Take That Present: The Circus Live
- Location: Ireland; United Kingdom;
- Associated album: The Circus
- Start date: 5 June 2009
- End date: 5 July 2009
- Legs: 1
- No. of shows: 20 (total)
- Supporting acts: Gary Go James Morrison The Saturdays The Script Lady Gaga
- Box office: US$67.8 million ($101.75 in 2025 dollars)

Take That concert chronology
- Beautiful World Tour 2007 (2007); Take That Present: The Circus Live (2009); Progress Live (2011);

= Take That Presents: The Circus Live =

2009 concert tour by Take That

Take That Present: The Circus Live was the seventh concert tour by the English pop group, Take That. The tour promoted their fifth studio album, The Circus. The tour began on 5 June 2009 at the Stadium of Light in Sunderland and finished on 5 July 2009 at Wembley Stadium in London.

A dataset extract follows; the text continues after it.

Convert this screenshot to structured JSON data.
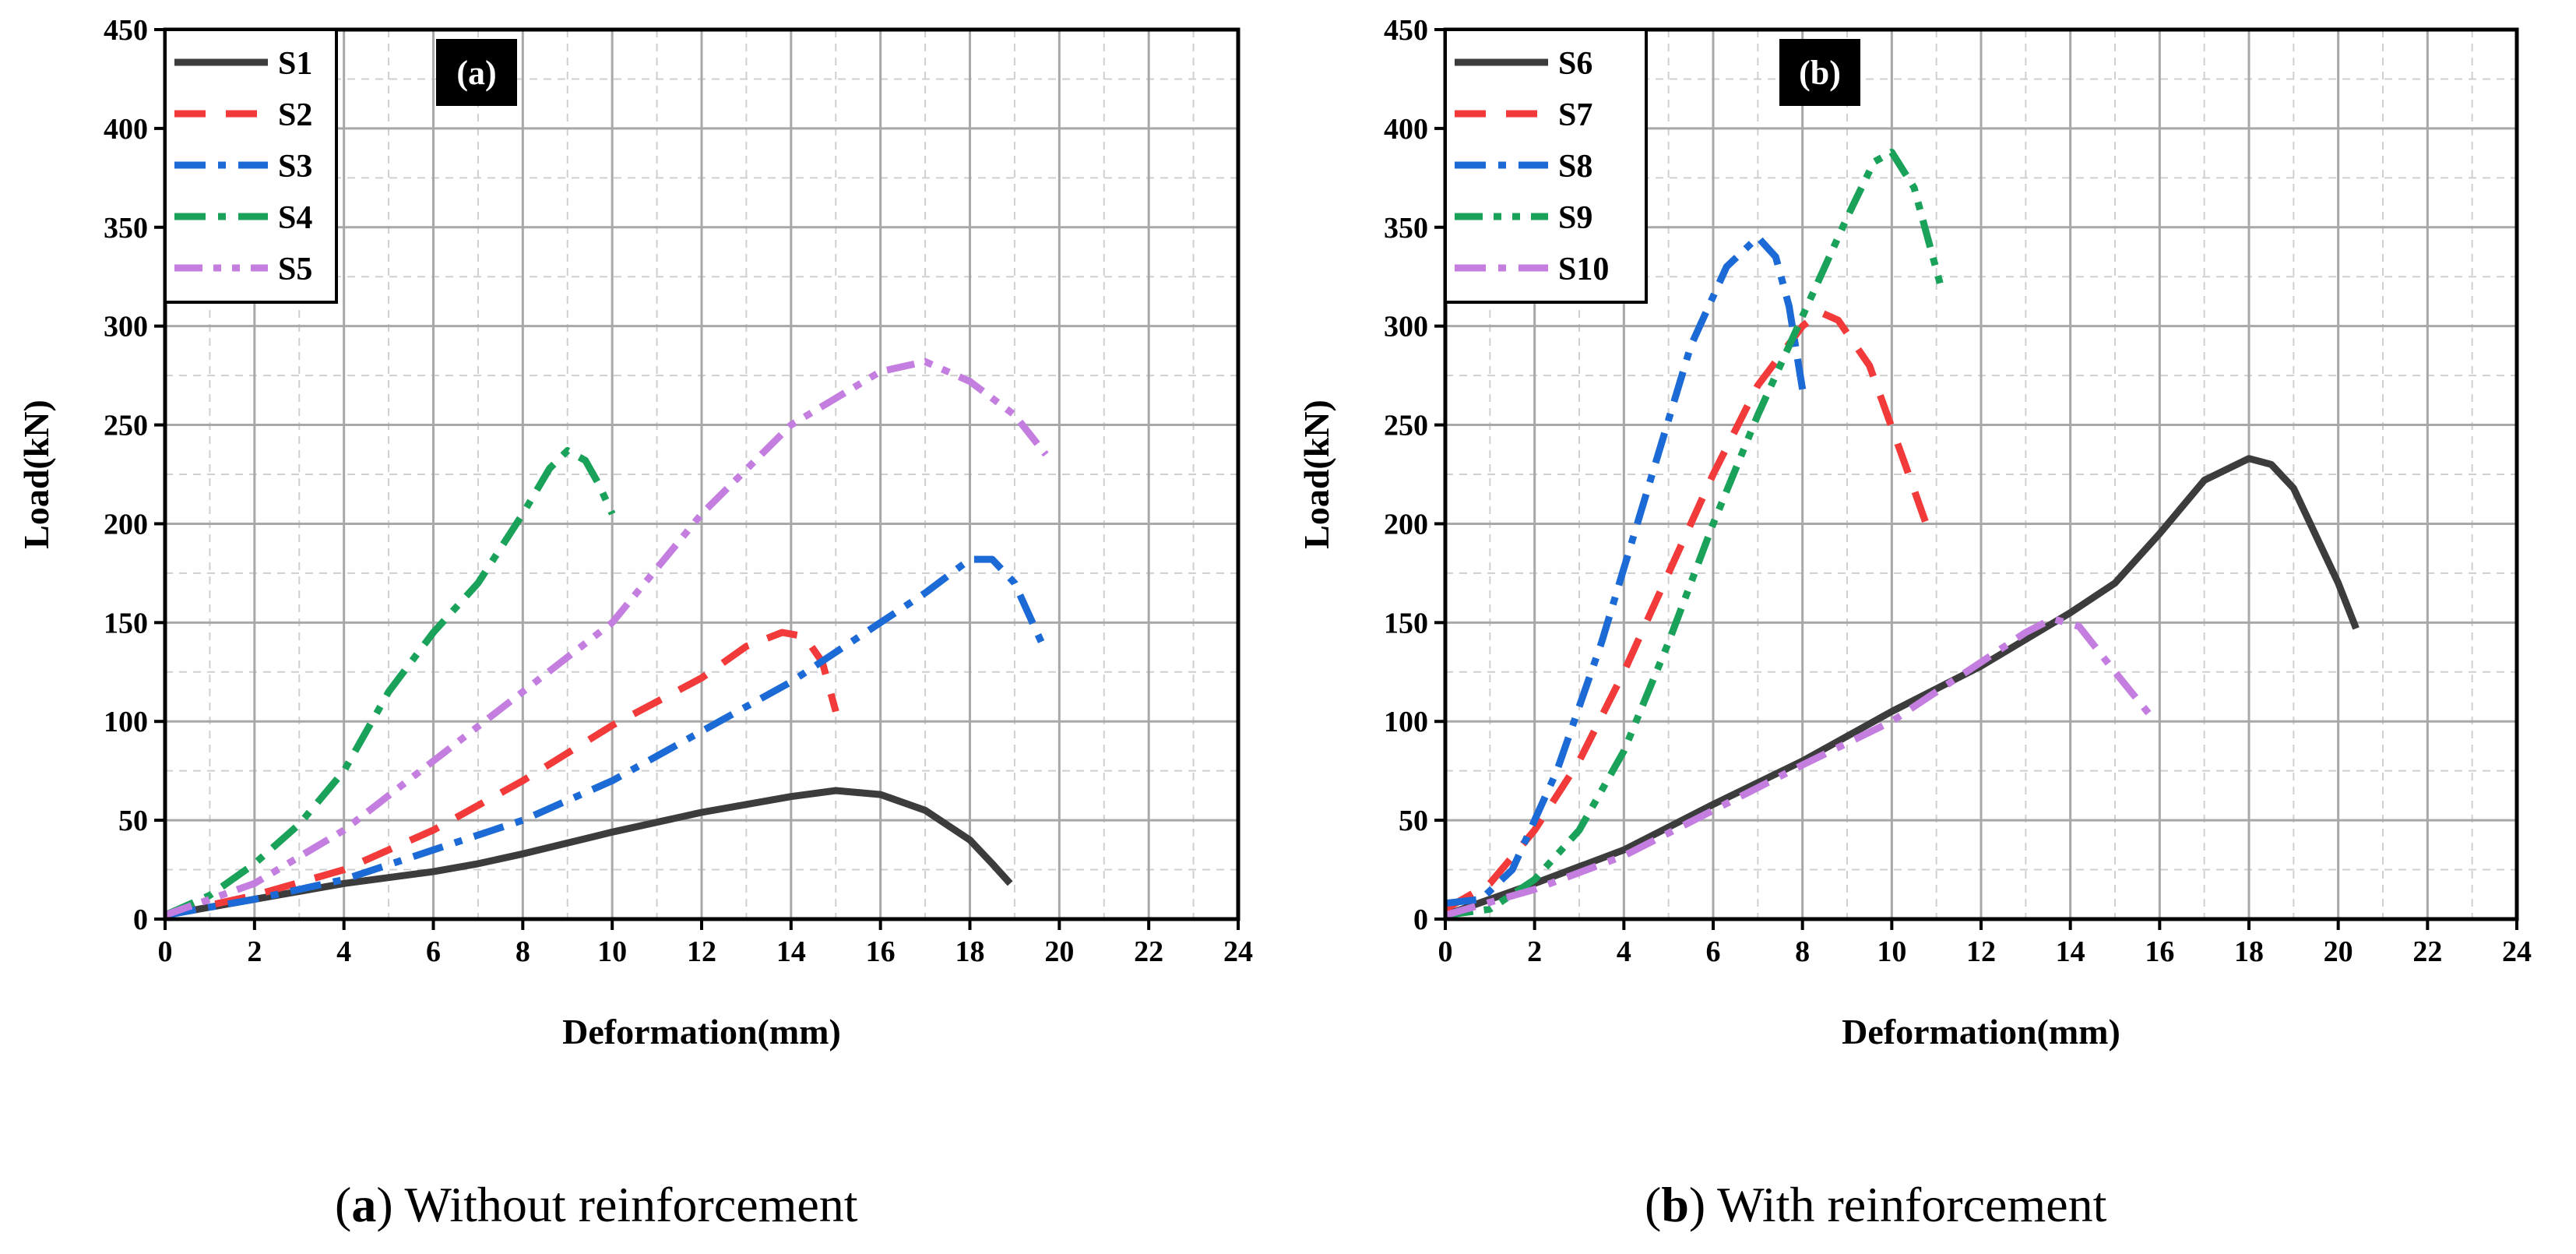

The Circus Live was their biggest tour to date. and was seen by 1,014,000 people, making a profit of £40,560,000. The tour became the fastest selling in UK history, with the 600,000 for all original eight dates selling out in five hours.

==Opening acts==
- Gary Go (All)
- James Morrison (5, 9, 16, 17, 20, 26 June, 1 July)
- The Saturdays (6, 8, 19 June)
- The Script (9, 10, 13, 21, 23, 28 June, 3 July)
- Lady Gaga (4, 5 July)

==Tour dates==

| Date | City | Country | Venue |
| 5 June 2009 | Sunderland | England | Stadium of Light |
6 June 2009
| 8 June 2009 | Coventry | Coventry Building Society Arena |
9 June 2009
10 June 2009
| 13 June 2009 | Dublin | Ireland | Croke Park |
| 16 June 2009 | Cardiff | Wales | Principality Stadium |
17 June 2009
| 19 June 2009 | Glasgow | Scotland | Hampden Park |
20 June 2009
21 June 2009
| 23 June 2009 | Manchester | England | Old Trafford Cricket Ground |
24 June 2009
26 June 2009
27 June 2009
28 June 2009
| 1 July 2009 | London | Wembley Stadium |
3 July 2009
4 July 2009
5 July 2009

==DVD release==
The Wembley Stadium concerts of 3 and 4 July 2009 were filmed and released as a two-disc DVD and Blu-ray set, released on 23 November 2009. A live album, containing several live recordings, and a bonus disc of Take That at Abbey Road, was released a week later. Highlights were broadcast on ITV1 on 19 December 2009. The DVD became the fastest selling DVD of all time in the UK, selling 82,414 copies in 24 hours, and 181,979 in its first week. It sold over 600,000 copies in September 2011 and has been certified 11× Platinum, becoming one of the best selling music DVDs ever in the UK.

===Charts===

| DVDs chart (2009) | Peak position |
|---|---|
| Irish Top 10 Music DVDs^{[failed verification]} | 1 |
| UK Music Videos (OCC) | 1 |

===Certifications===

| Region | Certification | Certified units/sales |
| United Kingdom (BPI) | 11× Platinum | 550,000^{*} |
^{*} Sales figures based on certification alone.